Despite reopening the case, Perez’s penalty, which was a grid drop at the next race, was upheld.
However, the Australian Grand Prix stewards said the two incidents were not comparable.
“The distinguishing feature here is that our decision [regarding Sainz in Australia] was made in-race,” a statement said. “We deemed it unnecessary for us to hear from SAI or hear from any other driver to decide that he was wholly to blame for the collision.
“A decision that we, and other Stewards panels, routinely take and are encouraged to take, when the cause of the collision is clear and there is a need for time penalties to be issued as quickly as possible.”
The stewards went on to explain why they had rejected all three elements presented by Ferrari.

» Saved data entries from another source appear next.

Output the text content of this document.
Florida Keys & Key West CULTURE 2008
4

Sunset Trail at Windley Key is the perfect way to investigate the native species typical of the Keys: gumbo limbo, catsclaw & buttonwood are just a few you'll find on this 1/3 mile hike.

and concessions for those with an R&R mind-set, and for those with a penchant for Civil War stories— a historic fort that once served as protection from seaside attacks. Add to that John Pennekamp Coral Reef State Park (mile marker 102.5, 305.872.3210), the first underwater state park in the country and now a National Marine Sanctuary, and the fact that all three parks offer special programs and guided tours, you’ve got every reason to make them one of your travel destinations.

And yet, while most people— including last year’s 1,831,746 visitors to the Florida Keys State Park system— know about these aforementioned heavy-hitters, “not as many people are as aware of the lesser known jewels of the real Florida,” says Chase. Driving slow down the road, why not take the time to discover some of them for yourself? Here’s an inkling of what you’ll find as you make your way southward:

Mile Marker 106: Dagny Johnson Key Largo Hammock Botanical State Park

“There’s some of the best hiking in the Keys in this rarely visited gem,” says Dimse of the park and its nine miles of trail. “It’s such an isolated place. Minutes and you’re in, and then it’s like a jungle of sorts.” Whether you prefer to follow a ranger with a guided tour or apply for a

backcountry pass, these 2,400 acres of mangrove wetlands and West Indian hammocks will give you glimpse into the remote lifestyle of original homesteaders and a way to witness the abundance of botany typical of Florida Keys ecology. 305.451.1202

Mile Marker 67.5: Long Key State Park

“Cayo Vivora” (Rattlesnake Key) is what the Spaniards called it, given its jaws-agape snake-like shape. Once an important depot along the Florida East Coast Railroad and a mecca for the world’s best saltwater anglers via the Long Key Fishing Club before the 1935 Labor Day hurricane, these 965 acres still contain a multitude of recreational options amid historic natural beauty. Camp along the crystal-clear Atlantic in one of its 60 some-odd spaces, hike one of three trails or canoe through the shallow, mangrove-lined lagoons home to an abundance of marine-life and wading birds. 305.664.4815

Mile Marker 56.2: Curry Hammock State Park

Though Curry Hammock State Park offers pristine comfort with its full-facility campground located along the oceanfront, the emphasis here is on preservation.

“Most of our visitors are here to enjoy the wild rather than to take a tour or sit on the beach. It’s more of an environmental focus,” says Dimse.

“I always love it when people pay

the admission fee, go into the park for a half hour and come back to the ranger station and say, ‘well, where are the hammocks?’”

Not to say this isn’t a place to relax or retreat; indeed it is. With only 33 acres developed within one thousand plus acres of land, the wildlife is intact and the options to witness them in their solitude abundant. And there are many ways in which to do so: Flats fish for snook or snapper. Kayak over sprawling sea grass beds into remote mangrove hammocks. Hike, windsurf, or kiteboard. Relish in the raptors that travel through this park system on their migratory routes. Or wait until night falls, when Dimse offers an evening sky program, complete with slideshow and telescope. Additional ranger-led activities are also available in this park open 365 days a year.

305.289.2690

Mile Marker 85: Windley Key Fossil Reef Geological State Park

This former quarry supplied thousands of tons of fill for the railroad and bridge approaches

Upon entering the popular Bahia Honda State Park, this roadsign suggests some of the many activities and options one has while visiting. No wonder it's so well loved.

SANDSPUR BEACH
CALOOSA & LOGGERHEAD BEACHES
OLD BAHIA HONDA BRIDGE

“a) Telemetry: The telemetry data of itself is not a significant and relevant new element required to decide who was at fault for the collision. The Stewards have access to a considerable amount of telemetry data. We were also in a position to access such data. The telemetry data presented in the Petition is at best ambiguous and in our view did not exculpate SAI but in fact corroborated our decision that he was wholly to blame for the collision. He says he braked harder but could not stop the car because of cold tyres. He states further that a slow formation lap contributed to the cold tyres.
“There are two short points. First, even if that is true, the presentation of telemetry showing his braking point is not a significant new element for the purposes of Art.14.
“Second, the conditions of the track and the tyres was something that every competitor needed to take into account and adapt to. In trying to brake late while racing GAS, he adopted the risk that he, as a driver, would lose control of his car. In this case, that risk materialised, with the consequence of a collision that ensued, for which a penalty follows.
“b) SAI’s written witness statement (the document itself) is not a new significant and relevant element required to decide who was at fault for the collision. First, had we thought that this required a statement from SAI for us to analyse the event, we would have summoned him after the race. We did not consider it necessary then to hear from him to decide that fact.
“His witness statement, in essence, states how poor the grip was (we have dealt with why that is not a sufficient excuse above) and how the sun was in his eyes. But logic would dictate that the position of the sun would have equally impacted other drivers too. It is not a justifiable reason to avoid a penalty for a collision. The witness statement is therefore not a new element either.
“c) The other drivers’ statements are not new significant and relevant elements required to decide about the incident (none of the statements contained new significant and relevant versions about the collision). These statements were all records of post-race statements given by the drivers to the media. These were presented to corroborate their position that the grip level was low and that the tyres were cold.”
Ferrari issued the following statement in response to the stewards’ decision.
“We acknowledge the FIA decision not to grant us a right of review in relation to the penalty imposed on Carlos Sainz at the 2023 Australian Grand Prix. We are naturally disappointed, and felt that we had provided sufficient significant new elements for the FIA to re-examine the decision especially in the context of the particular conditions and multiple incidents that occurred during the final restart.
“We are however respectful of the process and of the FIA decision. We are now looking forward to entering broader discussions with the FIA, F1 and all the teams, with the aim of further improving the policing of our sport, in order to ensure the highest level of fairness and consistency that our sport deserves.”